You can also pass an optional file_type MIME prefix and/or a list of file extensions.

lib_path = (path/'../fastcore')
txt_files=lib_path.ls(file_type='text')
assert len(txt_files) > 0 and txt_files[0].suffix=='.py'
ipy_files=path.ls(file_exts=['.ipynb'])
assert len(ipy_files) > 0 and ipy_files[0].suffix=='.ipynb'
txt_files[0],ipy_files[0]

(Path('../fastcore/shutil.py'), Path('000_tour.ipynb'))

source

Path.repr

 Path.__repr__ ()

Return repr(self).

fastai also updates the repr of Path such that, if Path.BASE_PATH is defined, all paths are printed relative to that path (as long as they are contained in Path.BASE_PATH:

t = ipy_files[0].absolute()
try:
    Path.BASE_PATH = t.parent.parent
    test_eq(repr(t), f"Path('nbs/{t.name}')")
finally: Path.BASE_PATH = None

source

Path.delete

 Path.delete ()

Delete a file, symlink, or directory tree

Reindexing Collections

source

ReindexCollection

 ReindexCollection (coll, idxs=None, cache=None, tfm=<function noop>)

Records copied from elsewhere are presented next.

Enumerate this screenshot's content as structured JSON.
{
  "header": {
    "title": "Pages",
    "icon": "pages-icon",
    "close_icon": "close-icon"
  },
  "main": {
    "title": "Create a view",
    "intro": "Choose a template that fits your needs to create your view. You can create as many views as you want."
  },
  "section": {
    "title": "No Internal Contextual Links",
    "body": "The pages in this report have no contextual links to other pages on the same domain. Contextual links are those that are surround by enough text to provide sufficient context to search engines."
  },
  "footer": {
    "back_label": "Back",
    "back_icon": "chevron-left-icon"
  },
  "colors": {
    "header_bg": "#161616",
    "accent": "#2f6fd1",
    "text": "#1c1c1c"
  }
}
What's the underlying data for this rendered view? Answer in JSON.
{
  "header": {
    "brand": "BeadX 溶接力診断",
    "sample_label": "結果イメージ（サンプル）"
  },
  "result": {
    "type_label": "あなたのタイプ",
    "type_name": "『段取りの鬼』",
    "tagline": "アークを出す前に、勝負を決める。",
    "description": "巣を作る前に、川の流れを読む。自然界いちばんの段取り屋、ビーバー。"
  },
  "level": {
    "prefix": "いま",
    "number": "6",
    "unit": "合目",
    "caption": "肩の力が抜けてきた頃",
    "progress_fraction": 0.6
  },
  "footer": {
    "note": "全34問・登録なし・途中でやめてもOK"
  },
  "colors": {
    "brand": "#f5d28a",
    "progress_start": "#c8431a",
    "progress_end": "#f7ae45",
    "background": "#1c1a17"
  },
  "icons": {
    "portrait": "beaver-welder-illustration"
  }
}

Reindexes collection coll with indices idxs and optional LRU cache of size cache

This is useful when constructing batches or organizing data in a particular manner (i.e. for deep learning). This class is primarly used in organizing data for language models in fastai.

You can supply a custom index upon instantiation with the idxs argument, or you can call the reindex method to supply a new index for your collection.

Here is how you can reindex a list such that the elements are reversed:

rc=ReindexCollection(['a', 'b', 'c', 'd', 'e'], idxs=[4,3,2,1,0])
list(rc)

['e', 'd', 'c', 'b', 'a']

Alternatively, you can use the reindex method:

source

ReindexCollection.reindex

 ReindexCollection.reindex (idxs)

Replace self.idxs with idxs

rc=ReindexCollection(['a', 'b', 'c', 'd', 'e'])
rc.reindex([4,3,2,1,0])
list(rc)

['e', 'd', 'c', 'b', 'a']

You can optionally specify a LRU cache, which uses functools.lru_cache upon instantiation:

sz = 50
t = ReindexCollection(L.range(sz), cache=2)

#trigger a cache hit by indexing into the same element multiple times
t[0], t[0]
t._get.cache_info()

CacheInfo(hits=1, misses=1, maxsize=2, currsize=1)

You can optionally clear the LRU cache by calling the cache_clear method:

source

ReindexCollection.cache_clear

 ReindexCollection.cache_clear ()

Clear LRU cache

sz = 50
t = ReindexCollection(L.range(sz), cache=2)

#trigger a cache hit by indexing into the same element multiple times
t[0], t[0]
t.cache_clear()
t._get.cache_info()

CacheInfo(hits=0, misses=0, maxsize=2, currsize=0)

source

ReindexCollection.shuffle

 ReindexCollection.shuffle ()

Randomly shuffle indices

Note that an ordered index is automatically constructed for the data structure even if one is not supplied.

rc=ReindexCollection(['a', 'b', 'c', 'd', 'e', 'f', 'g', 'h'])
rc.shuffle()
list(rc)

['c', 'b', 'e', 'a', 'd', 'h', 'g', 'f']

sz = 50
t = ReindexCollection(L.range(sz), cache=2)
test_eq(list(t), range(sz))
test_eq(t[sz-1], sz-1)
test_eq(t._get.cache_info().hits, 1)
t.shuffle()
test_eq(t._get.cache_info().hits, 1)
test_ne(list(t), range(sz))
test_eq(set(t), set(range(sz)))
t.cache_clear()
test_eq(t._get.cache_info().hits, 0)
test_eq(t.count(0), 1)

`SaveReturn` and `save_iter` Variants

These utilities solve a common problem in Python: how to extract additional information from generator functions beyond just the yielded values.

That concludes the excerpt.